A circus owner advertises for a lion tamer. Two people show up to be interviewed.

One is a good looking older man in his mid-sixties and the other is 
a gorgeous blonde in her late 20s.

The circus owner tells them, "I'm not going to sugar coat it. This is one
ferocious lion. He ate my last tamer so you had better be good or you'll be
history. Here's your equipment -- chair, whip and a gun. Who wants to try
out first?"

The girl says, "I'll go first."

She walks past the chair, the whip and the gun and steps right into the
lion's cage. The lion starts to snarl and pant and begins to charge towards her.

About half way there, she throws open her coat revealing her beautiful
naked body. The lion stops dead in his tracks, sheepishly crawls up to her and starts licking her feet and ankles. He continues to lick and kiss her
all over for several minutes and then rests his head at her feet.

The circus owner can't believe it.
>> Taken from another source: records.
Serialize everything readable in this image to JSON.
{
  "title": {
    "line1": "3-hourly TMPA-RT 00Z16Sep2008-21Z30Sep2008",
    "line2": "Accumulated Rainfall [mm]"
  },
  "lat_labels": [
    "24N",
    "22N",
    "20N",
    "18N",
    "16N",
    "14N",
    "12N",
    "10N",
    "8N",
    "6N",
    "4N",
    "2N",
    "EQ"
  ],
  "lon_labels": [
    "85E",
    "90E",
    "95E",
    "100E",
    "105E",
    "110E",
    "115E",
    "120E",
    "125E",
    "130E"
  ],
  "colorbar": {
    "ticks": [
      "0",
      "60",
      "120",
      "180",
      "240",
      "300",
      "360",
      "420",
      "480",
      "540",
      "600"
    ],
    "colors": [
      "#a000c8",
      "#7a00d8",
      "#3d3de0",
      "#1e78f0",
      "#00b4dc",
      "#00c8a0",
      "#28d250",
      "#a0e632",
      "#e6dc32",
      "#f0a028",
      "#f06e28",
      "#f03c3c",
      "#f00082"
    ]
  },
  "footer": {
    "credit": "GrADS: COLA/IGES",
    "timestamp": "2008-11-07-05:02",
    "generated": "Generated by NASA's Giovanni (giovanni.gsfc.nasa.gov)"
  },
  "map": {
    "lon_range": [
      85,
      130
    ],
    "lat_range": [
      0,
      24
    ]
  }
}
He says, "I've never seen a
display like that in my life."

He then turns to the older man and asks, "Can you top that?"

The older man replies, "No problem, just get that lion out of the way."


----------



## SPECSMAN (Oct 11, 2016)

Reminds me of...........

Bloke goes for a job as a lion tamer.....

"It's easy really" said the ring master, "the lions are so highly trained, so long as you hold on to the chair and don't drop the whip, they will just do the routine and make you look fantastic!, Just frown a bit and crack the whip and you'll be fine!"

"But what if I drop the whip?" asked the applicant.

" It's not the end of the world" said the ring master "wave the chair more, don't break eye contact with the lions, keep low and back slowly to the door, escape and get a replacement whip".

"Great" replied the applicant "but if I dropped the whip and the chair, what would I do then?"

"Very unlikely" assured the ring master "but you are in severe danger if this were to happen; you would have to immediately crouch down to avoid posing a challenging stance, shuffle backwards closer to the door, grab some shit from behind you, throw it into the lions eyes, thus making them temporarily blind, and make your escape!"

"What if there's no shit?" asked the applicant.

"Don't worry, there will be plenty!"


----------



## Hoggy (May 8, 2002)

:lol: :lol: :lol: 
Hoggy.


----------



## MarksBlackTT (Nov 29, 2016)

:lol: :lol: :lol:


----------



## j8keith (Jun 26, 2009)

:lol:


----------



## YELLOW_TT (Feb 25, 2004)

:lol: :lol:


----------